One of the greatest live recordings ever made begins with the corniest of introductions --- a self-consciously “groovy” MC has the French audience spell out the star’s name. I cringed; you will too.
But all’s forgiven when the bass player delivers eight throbbing notes, as elemental and indelible as the opening to “Satisfaction.” Here comes the trumpet, playing tight little circles. And a drummer who’d rather pound on tom-toms than keep time on snares. And, at last, here is Otis Redding, in a salmon-colored suit and an open-collar salmon-colored shirt, gripping a hand mike and taking one last deep breath.
And out comes:
What you got
Baby I want it
What you need
Baby I got it
All I’m asking for
Is a little respect.
“Respect” was so powerfully covered by Aretha Franklin that it’s easy to think she wrote it, that’s it’s a woman’s plea, but the trick of this song --- in fact, the brilliance of so much of Otis Redding’s music --- is the universality of need. Do you regard male vulnerability as first cousin to weakness? Do you believe that big boys don’t cry? Well, Otis Redding is the proof that machismo has nothing to do with masculinity, that the sensitive guy gets the girl. Otis is, without question, all man; Otis is, without peer, all emotion. And so his version of the best song he ever wrote delivers an urgent double declaration to his lover: I have love to give, but I also need love. (Pride? Not here. He goes so far as to give her permission to cheat: “Do me wrong/while you’re gone.”)
But the words almost don’t matter. Otis Redding’s genius was in his voice, easily the most distinctive in the history of soul music. “Rasp” doesn’t begin to convey how rough it was. Imagine someone who’s been yelling for hours, whose vocal cords are so ragged he should really be home drinking tea and honey. Instead, he goes on stage and shouts out his songs until he reaches a pitch so desperate he dispenses with lyrics entirely and barks: “Got to/got to/got to/got to….” No wonder Janis Joplin attended every Otis Redding concert she could, standing close to the stage and, in essence, going to school on Otis so she could learn how he made his songs --- to use her word --- “visible.” [To buy "Otis Redding Live in Europe” from Amazon, click here. For the MP3 download, click here.]
One reason Redding was such an electrifying performer: He was like a track star who runs the mile --- but treats it like a sprint. As a result, everything about this l0-song CD violates the conventions of live recording. If you start with a flat-out screamer like “Respect,” nine out of ten singers will slow it down in the second song --- unless you’re Otis Redding and you’re in a mood to do "I Can’t Turn You Loose” at a pace usually described as “pile-driving.” He then comes to a full stop with a wrenching “I’ve Been Loving You Too Long (To Stop Now)” before picking it up again with Smokey Robinson’s “My Girl,” Sam Cooke’s “Shake,” and a version of “Satisfaction” that makes Jagger and the Stones sound like slackers. Two ballads follow, then a dash through the Beatles “Day Tripper,” and before you know it, there’s one song left.
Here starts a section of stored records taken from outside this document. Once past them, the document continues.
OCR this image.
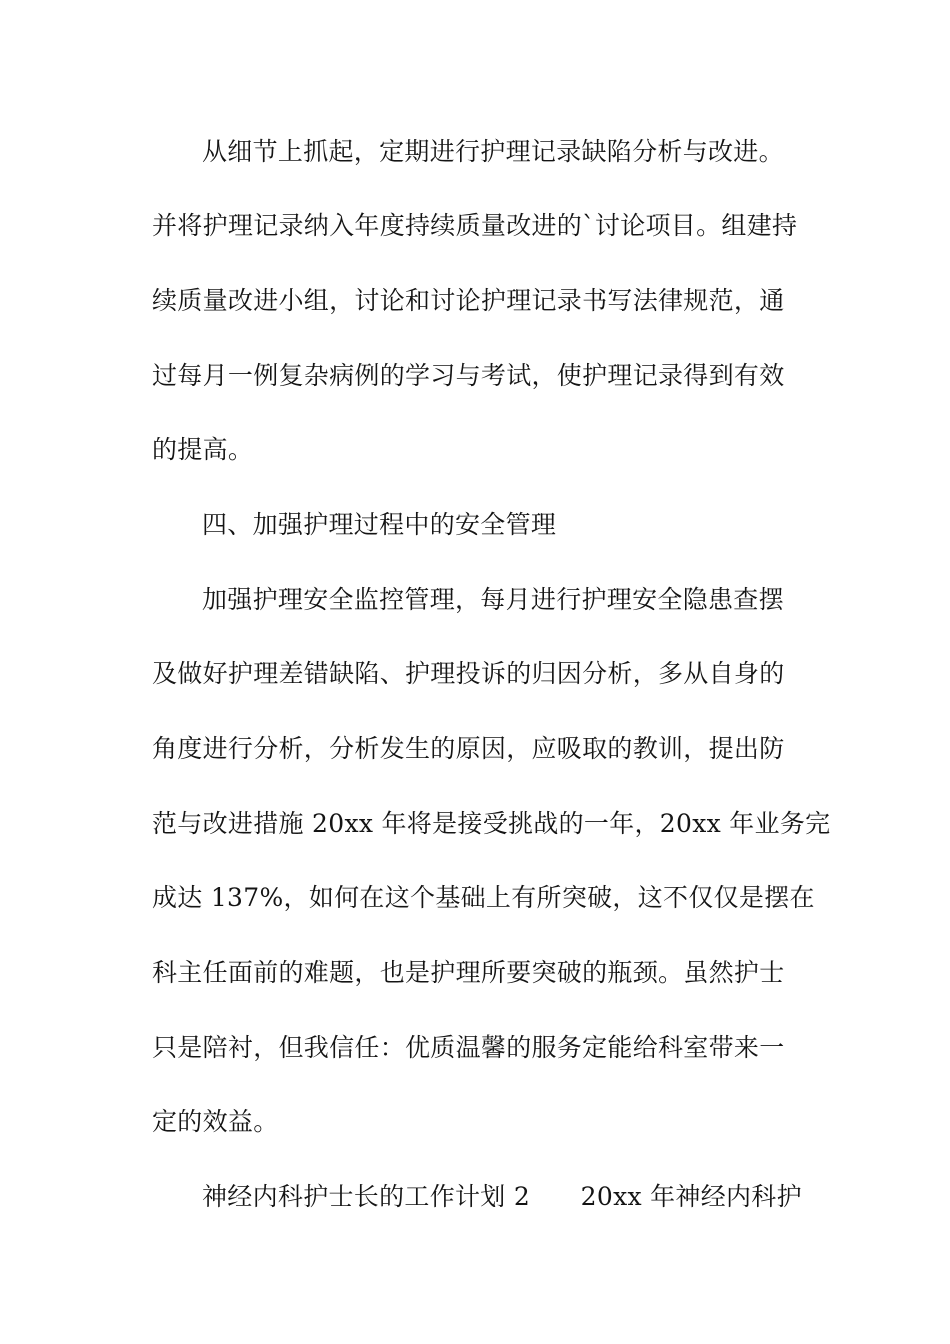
从细节上抓起，定期进行护理记录缺陷分析与改进。
并将护理记录纳入年度持续质量改进的`讨论项目。组建持
续质量改进小组，讨论和讨论护理记录书写法律规范，通
过每月一例复杂病例的学习与考试，使护理记录得到有效
的提高。
四、加强护理过程中的安全管理
加强护理安全监控管理，每月进行护理安全隐患查摆
及做好护理差错缺陷、护理投诉的归因分析，多从自身的
角度进行分析，分析发生的原因，应吸取的教训，提出防
范与改进措施 20xx 年将是接受挑战的一年，20xx 年业务完
成达 137%，如何在这个基础上有所突破，这不仅仅是摆在
科主任面前的难题，也是护理所要突破的瓶颈。虽然护士
只是陪衬，但我信任：优质温馨的服务定能给科室带来一
定的效益。
神经内科护士长的工作计划 2　　20xx 年神经内科护
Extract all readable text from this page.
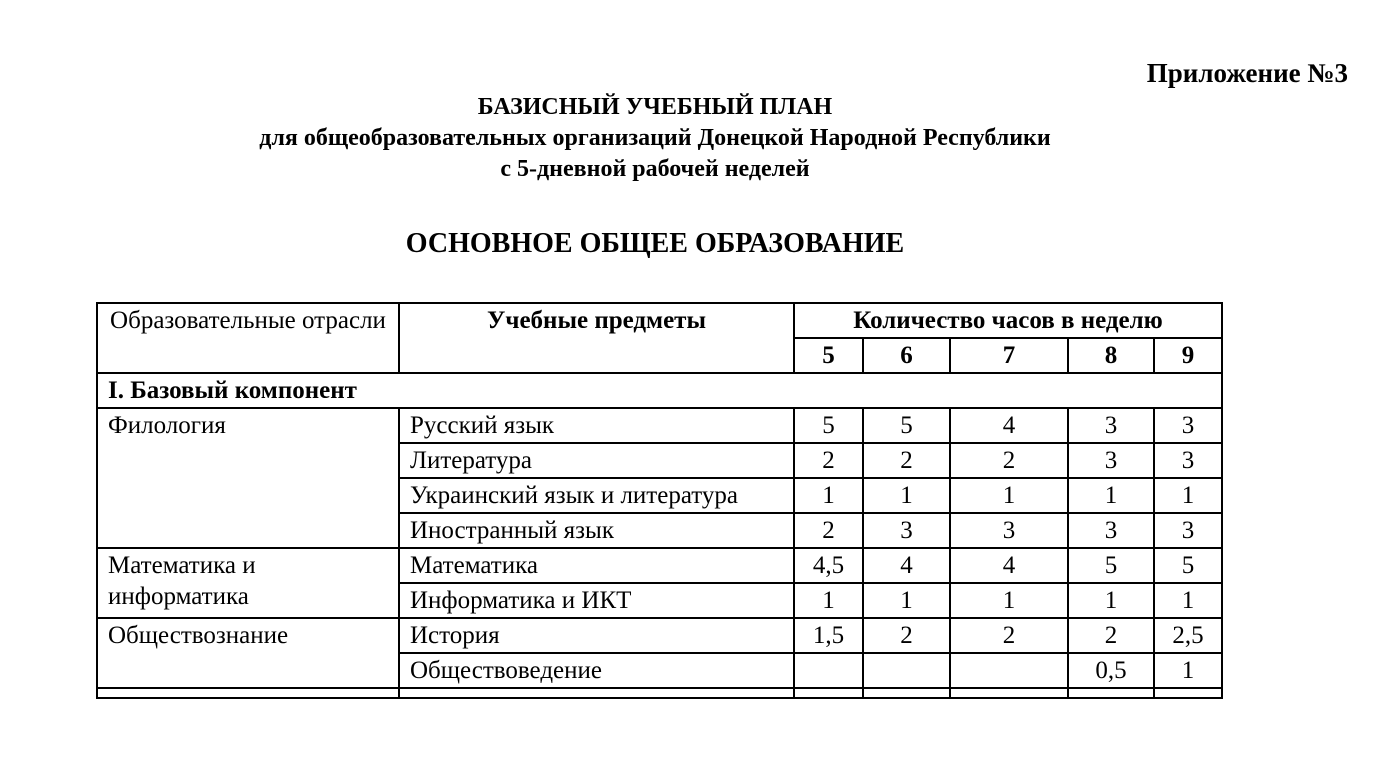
Приложение №3
БАЗИСНЫЙ УЧЕБНЫЙ ПЛАН
для общеобразовательных организаций Донецкой Народной Республики
с 5-дневной рабочей неделей
ОСНОВНОЕ ОБЩЕЕ ОБРАЗОВАНИЕ
Образовательные отрасли	Учебные предметы	Количество часов в неделю				
		5	6	7	8	9
I. Базовый компонент						
Филология	Русский язык	5	5	4	3	3
	Литература	2	2	2	3	3
	Украинский язык и литература	1	1	1	1	1
	Иностранный язык	2	3	3	3	3
Математика и информатика	Математика	4,5	4	4	5	5
	Информатика и ИКТ	1	1	1	1	1
Обществознание	История	1,5	2	2	2	2,5
	Обществоведение				0,5	1
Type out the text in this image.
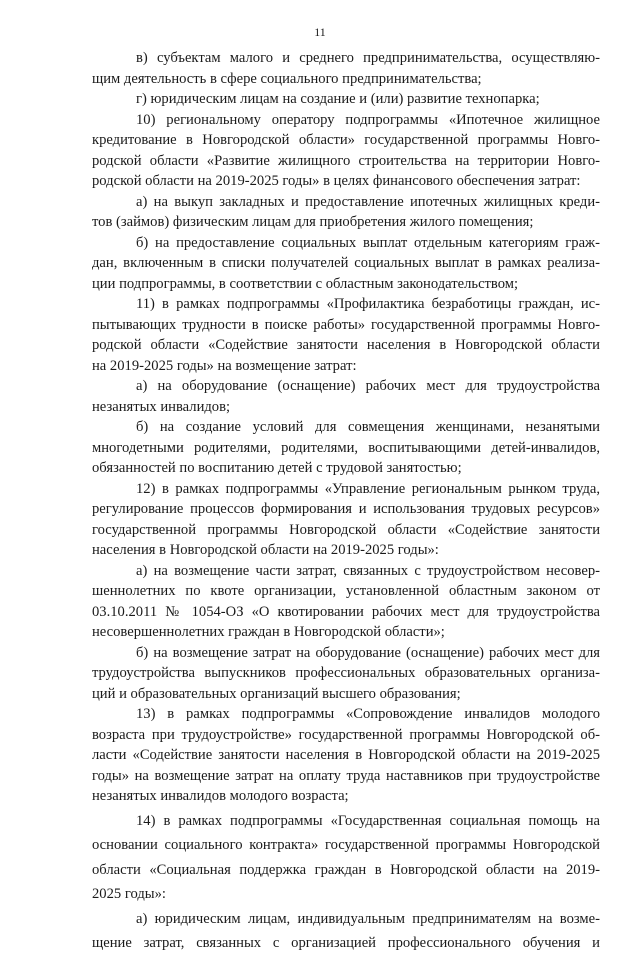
11
в) субъектам малого и среднего предпринимательства, осуществляю-
щим деятельность в сфере социального предпринимательства;
г) юридическим лицам на создание и (или) развитие технопарка;
10) региональному оператору подпрограммы «Ипотечное жилищное
кредитование в Новгородской области» государственной программы Новго-
родской области «Развитие жилищного строительства на территории Новго-
родской области на 2019-2025 годы» в целях финансового обеспечения затрат:
а) на выкуп закладных и предоставление ипотечных жилищных креди-
тов (займов) физическим лицам для приобретения жилого помещения;
б) на предоставление социальных выплат отдельным категориям граж-
дан, включенным в списки получателей социальных выплат в рамках реализа-
ции подпрограммы, в соответствии с областным законодательством;
11) в рамках подпрограммы «Профилактика безработицы граждан, ис-
пытывающих трудности в поиске работы» государственной программы Новго-
родской области «Содействие занятости населения в Новгородской области
на 2019-2025 годы» на возмещение затрат:
а) на оборудование (оснащение) рабочих мест для трудоустройства
незанятых инвалидов;
б) на создание условий для совмещения женщинами, незанятыми
многодетными родителями, родителями, воспитывающими детей-инвалидов,
обязанностей по воспитанию детей с трудовой занятостью;
12) в рамках подпрограммы «Управление региональным рынком труда,
регулирование процессов формирования и использования трудовых ресурсов»
государственной программы Новгородской области «Содействие занятости
населения в Новгородской области на 2019-2025 годы»:
а) на возмещение части затрат, связанных с трудоустройством несовер-
шеннолетних по квоте организации, установленной областным законом от
03.10.2011 № 1054-ОЗ «О квотировании рабочих мест для трудоустройства
несовершеннолетних граждан в Новгородской области»;
б) на возмещение затрат на оборудование (оснащение) рабочих мест для
трудоустройства выпускников профессиональных образовательных организа-
ций и образовательных организаций высшего образования;
13) в рамках подпрограммы «Сопровождение инвалидов молодого
возраста при трудоустройстве» государственной программы Новгородской об-
ласти «Содействие занятости населения в Новгородской области на 2019-2025
годы» на возмещение затрат на оплату труда наставников при трудоустройстве
незанятых инвалидов молодого возраста;
14) в рамках подпрограммы «Государственная социальная помощь на
основании социального контракта» государственной программы Новгородской
области «Социальная поддержка граждан в Новгородской области на 2019-
2025 годы»:
а) юридическим лицам, индивидуальным предпринимателям на возме-
щение затрат, связанных с организацией профессионального обучения и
It is “Try a Little Tenderness,” and if you know it, you know it’s about all the great women who will never have pretty clothes and expensive trips and homes that are featured in magazines. That’s no one’s fault: They’re married to men who, more often than not, make their living with their muscles and are often just a paycheck or two ahead of trouble. These men love their women --- but how can they prove it? In the gospel according to Otis,there’s only one way: show your love. “You’ve got to hold her/squeeze her/never leave her”…..and from here, Otis leaves language behind, rushing headlong from “got to/got to” to sounds so primitive and immediate, sounds so intimate, you almost feel you shouldn’t be listening.
“Otis Redding Live in Europe” was recorded in March of 1967 and released that June. On December 10th of that year, a plane carrying Redding and his band crashed into a Wisconsin lake. Four members of the band died. And so, alas, did Otis Redding. He was 26.